The Quipping Point

Dear Vatican: It’s Not 1965 Anymore

by Richard Wells March 29, 2010 09:32

No one would accuse the Catholic Church of being the fastest or most innovative corporation in the world.  When you’ve been around for almost 2,000 years, you tend to do things at your own speed. Still, it’s been disheartening (to put it mildly) to see how slowly, awkwardly, and defensively the Church has responded to this latest round of scandal involving its employees accused of molesting customers.

I use the terms “employees” and “customers” to draw an analogy to the business world.  What would the average business do if one of its employees were accused of molesting children? At a minimum, it’s safe to say the employee would be suspended immediately and the business would cooperate with authorities and take steps to compensate the victim, financially or otherwise.  Priests are employees of the Church, and the children and other parishioners they serve are surely customers.  And yet, you’d get a more sincere apology from an airline that lost your bag than it appears victims of abuse are getting from the Church.  Recent pronouncements from the Vatican suggest that it’s the victim of all this negative attention.  Give me a break.

It’s been almost 30 years since the Tylenol poisonings, when Johnson & Johnson turned “crisis communications” into a specialty of corporate public relations.  It’s been 30 years since CNN created 24/7 television media coverage.  And it’s been more than a decade since the Internet made communications virtually instantaneous and gave individuals the power to demand and expect corporate transparency.  Hello, Rome!

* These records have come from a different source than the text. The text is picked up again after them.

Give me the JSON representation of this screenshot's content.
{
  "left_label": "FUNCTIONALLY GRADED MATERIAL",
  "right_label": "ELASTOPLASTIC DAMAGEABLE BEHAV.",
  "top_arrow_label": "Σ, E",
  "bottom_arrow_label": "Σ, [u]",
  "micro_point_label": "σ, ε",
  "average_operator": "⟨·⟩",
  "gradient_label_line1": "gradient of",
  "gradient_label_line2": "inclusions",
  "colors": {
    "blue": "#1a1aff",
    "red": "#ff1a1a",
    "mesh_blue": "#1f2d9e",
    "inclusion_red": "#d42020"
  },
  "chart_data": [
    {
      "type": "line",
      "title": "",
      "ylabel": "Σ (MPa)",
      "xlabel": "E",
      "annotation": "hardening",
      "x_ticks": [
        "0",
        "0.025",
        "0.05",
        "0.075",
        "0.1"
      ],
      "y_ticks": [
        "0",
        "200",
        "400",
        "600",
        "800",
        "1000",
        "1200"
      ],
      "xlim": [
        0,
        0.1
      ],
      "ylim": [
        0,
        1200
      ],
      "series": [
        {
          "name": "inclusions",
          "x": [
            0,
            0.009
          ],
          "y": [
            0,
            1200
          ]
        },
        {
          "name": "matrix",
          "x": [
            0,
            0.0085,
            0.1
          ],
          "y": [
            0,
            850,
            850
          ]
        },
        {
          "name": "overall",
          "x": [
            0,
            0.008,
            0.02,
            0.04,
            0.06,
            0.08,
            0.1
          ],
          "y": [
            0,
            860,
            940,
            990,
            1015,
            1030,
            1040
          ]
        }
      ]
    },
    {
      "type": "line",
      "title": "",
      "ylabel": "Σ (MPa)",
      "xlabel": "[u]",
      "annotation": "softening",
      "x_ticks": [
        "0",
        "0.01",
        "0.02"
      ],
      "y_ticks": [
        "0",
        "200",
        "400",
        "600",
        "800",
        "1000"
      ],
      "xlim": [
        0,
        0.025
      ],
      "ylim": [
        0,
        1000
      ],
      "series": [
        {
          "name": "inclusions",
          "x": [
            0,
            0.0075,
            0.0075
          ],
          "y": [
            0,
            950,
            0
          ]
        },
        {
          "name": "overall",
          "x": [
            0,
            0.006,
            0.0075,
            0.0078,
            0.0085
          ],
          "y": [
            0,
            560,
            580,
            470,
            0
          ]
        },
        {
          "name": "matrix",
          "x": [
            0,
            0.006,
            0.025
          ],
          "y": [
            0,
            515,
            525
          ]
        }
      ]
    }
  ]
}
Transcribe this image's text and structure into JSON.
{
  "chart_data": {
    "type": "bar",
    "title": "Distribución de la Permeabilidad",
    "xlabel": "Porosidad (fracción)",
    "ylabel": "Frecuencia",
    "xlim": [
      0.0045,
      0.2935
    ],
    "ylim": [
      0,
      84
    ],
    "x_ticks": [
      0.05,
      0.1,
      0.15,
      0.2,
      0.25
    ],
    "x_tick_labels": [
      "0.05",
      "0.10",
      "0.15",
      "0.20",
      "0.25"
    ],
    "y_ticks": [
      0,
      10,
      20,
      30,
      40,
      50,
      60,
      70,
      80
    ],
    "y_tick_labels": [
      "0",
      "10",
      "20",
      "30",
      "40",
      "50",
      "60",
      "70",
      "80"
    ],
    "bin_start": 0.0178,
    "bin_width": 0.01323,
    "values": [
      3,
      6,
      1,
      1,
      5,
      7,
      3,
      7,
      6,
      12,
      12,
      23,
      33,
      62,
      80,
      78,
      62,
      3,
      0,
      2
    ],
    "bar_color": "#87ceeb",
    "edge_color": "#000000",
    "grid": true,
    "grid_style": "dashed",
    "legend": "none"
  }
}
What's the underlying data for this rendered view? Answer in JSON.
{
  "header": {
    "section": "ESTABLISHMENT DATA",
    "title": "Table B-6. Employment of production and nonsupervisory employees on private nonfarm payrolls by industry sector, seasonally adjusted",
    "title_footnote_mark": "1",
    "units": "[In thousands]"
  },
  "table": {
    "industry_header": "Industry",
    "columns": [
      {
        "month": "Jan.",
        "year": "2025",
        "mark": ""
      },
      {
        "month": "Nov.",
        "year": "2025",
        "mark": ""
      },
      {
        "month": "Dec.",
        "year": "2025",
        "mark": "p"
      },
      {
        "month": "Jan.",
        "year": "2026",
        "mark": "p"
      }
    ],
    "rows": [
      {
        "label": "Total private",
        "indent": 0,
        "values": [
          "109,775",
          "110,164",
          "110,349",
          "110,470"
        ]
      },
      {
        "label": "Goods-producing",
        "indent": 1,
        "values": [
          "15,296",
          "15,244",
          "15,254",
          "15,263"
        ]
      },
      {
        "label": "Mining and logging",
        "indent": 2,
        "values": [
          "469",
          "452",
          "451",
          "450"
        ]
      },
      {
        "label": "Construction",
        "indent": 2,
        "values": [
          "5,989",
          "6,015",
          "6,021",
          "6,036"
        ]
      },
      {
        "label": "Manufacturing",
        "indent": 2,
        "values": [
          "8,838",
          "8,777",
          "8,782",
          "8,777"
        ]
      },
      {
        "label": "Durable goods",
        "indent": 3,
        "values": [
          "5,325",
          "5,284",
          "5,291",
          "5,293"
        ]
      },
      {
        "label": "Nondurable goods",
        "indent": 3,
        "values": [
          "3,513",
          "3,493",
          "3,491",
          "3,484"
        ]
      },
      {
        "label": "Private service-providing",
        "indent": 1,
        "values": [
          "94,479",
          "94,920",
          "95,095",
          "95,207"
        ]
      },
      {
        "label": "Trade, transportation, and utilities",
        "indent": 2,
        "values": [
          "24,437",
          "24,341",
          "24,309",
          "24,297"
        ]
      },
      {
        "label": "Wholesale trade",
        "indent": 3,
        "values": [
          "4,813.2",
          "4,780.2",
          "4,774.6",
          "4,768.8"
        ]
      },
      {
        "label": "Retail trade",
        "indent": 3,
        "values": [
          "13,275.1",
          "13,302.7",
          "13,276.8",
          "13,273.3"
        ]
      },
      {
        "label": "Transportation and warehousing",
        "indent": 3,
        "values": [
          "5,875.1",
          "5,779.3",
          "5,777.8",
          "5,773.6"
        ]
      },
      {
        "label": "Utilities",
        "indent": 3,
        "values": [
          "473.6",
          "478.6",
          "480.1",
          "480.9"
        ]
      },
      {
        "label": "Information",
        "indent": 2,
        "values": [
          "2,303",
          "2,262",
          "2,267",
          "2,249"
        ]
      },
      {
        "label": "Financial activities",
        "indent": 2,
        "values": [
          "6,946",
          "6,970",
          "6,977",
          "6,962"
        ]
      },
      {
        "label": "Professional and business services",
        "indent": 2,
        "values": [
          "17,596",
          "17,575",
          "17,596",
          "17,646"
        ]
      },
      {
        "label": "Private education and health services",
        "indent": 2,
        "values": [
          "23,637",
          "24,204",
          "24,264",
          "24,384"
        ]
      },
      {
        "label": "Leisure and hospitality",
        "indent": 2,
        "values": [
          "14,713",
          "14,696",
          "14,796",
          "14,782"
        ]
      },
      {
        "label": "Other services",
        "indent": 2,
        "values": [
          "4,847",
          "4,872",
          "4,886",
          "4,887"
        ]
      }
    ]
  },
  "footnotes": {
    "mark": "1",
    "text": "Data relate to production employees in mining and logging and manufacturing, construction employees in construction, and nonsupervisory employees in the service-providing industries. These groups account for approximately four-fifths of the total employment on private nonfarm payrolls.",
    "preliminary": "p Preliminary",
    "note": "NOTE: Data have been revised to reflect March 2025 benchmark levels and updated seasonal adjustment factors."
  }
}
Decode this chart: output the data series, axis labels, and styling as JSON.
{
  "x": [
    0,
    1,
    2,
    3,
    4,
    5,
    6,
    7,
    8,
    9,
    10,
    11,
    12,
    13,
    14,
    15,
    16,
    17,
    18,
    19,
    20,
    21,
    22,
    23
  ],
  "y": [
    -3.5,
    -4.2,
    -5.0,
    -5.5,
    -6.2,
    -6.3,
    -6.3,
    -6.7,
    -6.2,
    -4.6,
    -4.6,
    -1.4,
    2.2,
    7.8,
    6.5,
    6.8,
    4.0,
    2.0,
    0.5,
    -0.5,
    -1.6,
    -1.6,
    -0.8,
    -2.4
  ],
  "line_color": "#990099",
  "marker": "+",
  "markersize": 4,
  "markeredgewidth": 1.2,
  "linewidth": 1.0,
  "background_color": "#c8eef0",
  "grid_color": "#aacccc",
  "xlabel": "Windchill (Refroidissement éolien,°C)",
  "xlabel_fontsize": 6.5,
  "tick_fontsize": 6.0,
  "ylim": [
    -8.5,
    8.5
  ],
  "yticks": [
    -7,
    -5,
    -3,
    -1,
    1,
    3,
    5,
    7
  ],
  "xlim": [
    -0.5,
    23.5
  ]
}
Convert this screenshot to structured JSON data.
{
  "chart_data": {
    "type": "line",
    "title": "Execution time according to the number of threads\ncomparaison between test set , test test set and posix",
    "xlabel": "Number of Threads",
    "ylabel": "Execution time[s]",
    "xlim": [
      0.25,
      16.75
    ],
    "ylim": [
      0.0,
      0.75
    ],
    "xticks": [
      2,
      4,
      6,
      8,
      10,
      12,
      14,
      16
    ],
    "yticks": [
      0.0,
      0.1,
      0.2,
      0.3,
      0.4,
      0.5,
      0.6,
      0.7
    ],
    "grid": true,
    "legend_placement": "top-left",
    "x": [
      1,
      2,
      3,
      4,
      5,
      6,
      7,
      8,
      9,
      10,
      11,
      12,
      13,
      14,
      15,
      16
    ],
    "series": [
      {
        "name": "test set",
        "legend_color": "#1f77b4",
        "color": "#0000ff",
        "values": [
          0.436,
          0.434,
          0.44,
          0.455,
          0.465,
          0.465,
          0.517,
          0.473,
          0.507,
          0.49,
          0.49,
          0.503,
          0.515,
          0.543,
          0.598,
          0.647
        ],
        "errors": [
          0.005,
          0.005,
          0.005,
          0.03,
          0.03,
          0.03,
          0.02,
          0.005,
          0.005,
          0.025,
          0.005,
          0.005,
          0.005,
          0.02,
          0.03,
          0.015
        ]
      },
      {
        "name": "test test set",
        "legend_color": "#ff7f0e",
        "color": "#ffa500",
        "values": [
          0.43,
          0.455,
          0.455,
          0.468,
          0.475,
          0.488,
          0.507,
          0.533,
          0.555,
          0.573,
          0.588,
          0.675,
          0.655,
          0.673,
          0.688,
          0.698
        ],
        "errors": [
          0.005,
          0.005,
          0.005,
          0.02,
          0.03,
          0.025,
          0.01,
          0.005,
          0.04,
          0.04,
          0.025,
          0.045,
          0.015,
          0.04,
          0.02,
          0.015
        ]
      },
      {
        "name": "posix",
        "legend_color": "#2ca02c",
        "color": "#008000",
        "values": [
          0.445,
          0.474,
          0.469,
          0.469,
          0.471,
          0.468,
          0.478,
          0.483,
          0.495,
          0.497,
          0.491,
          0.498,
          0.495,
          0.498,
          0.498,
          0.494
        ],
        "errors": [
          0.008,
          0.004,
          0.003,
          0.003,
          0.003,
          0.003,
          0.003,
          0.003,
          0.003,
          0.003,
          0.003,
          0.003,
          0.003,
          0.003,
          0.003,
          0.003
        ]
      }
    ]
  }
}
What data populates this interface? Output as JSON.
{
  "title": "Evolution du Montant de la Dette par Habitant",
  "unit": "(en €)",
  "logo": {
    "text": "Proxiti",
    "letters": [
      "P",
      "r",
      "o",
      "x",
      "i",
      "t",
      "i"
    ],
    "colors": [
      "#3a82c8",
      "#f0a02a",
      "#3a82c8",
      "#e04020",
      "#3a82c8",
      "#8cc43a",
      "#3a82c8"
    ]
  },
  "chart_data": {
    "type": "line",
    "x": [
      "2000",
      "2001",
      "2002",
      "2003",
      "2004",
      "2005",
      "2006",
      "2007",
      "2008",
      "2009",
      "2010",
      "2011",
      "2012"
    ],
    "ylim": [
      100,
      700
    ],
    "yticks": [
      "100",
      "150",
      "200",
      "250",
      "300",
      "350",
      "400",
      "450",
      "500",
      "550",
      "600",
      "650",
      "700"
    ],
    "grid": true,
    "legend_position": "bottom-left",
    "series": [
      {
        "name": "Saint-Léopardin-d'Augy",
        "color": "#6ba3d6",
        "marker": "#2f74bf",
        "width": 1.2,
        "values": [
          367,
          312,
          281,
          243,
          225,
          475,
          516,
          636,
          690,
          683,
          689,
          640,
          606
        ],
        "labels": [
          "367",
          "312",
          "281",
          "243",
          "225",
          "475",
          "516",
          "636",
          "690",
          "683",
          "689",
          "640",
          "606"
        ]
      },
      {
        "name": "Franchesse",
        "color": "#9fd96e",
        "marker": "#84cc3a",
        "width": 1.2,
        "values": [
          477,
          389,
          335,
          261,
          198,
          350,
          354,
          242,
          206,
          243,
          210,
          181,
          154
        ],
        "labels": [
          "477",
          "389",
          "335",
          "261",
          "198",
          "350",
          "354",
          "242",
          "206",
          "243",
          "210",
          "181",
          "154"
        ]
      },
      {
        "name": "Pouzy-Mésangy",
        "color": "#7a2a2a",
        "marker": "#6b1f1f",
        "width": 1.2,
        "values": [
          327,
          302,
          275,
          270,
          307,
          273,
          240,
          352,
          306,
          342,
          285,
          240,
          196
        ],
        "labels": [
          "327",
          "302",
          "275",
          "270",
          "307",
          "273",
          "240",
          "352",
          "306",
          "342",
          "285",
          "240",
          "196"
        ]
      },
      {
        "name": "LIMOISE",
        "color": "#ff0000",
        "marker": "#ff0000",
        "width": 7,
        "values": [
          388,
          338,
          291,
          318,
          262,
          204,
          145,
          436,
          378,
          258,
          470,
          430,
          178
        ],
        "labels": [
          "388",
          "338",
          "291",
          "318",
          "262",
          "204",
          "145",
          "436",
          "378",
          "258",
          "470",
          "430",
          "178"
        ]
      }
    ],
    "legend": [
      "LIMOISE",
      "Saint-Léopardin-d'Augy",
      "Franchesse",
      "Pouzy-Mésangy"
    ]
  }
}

Obfuscation, equivocation, and corporate paternalism don’t fly any more.

Here’s one rule of crisis communications: get the bad news behind you as quickly as possible. This abuse situation has enveloped the Church for coming on ten years, and if you start counting when some children first complained to the authorities, it’s been over 40 years.

Here’s another rule, not only for crisis communications, but for corporate reputations generally: if you want to avoid scandal, try behaving—and make sure your employees behave—in a manner that is above reproach and that can withstand the inevitable public scrutiny.  Just saying you are doing God’s work doesn’t make it so.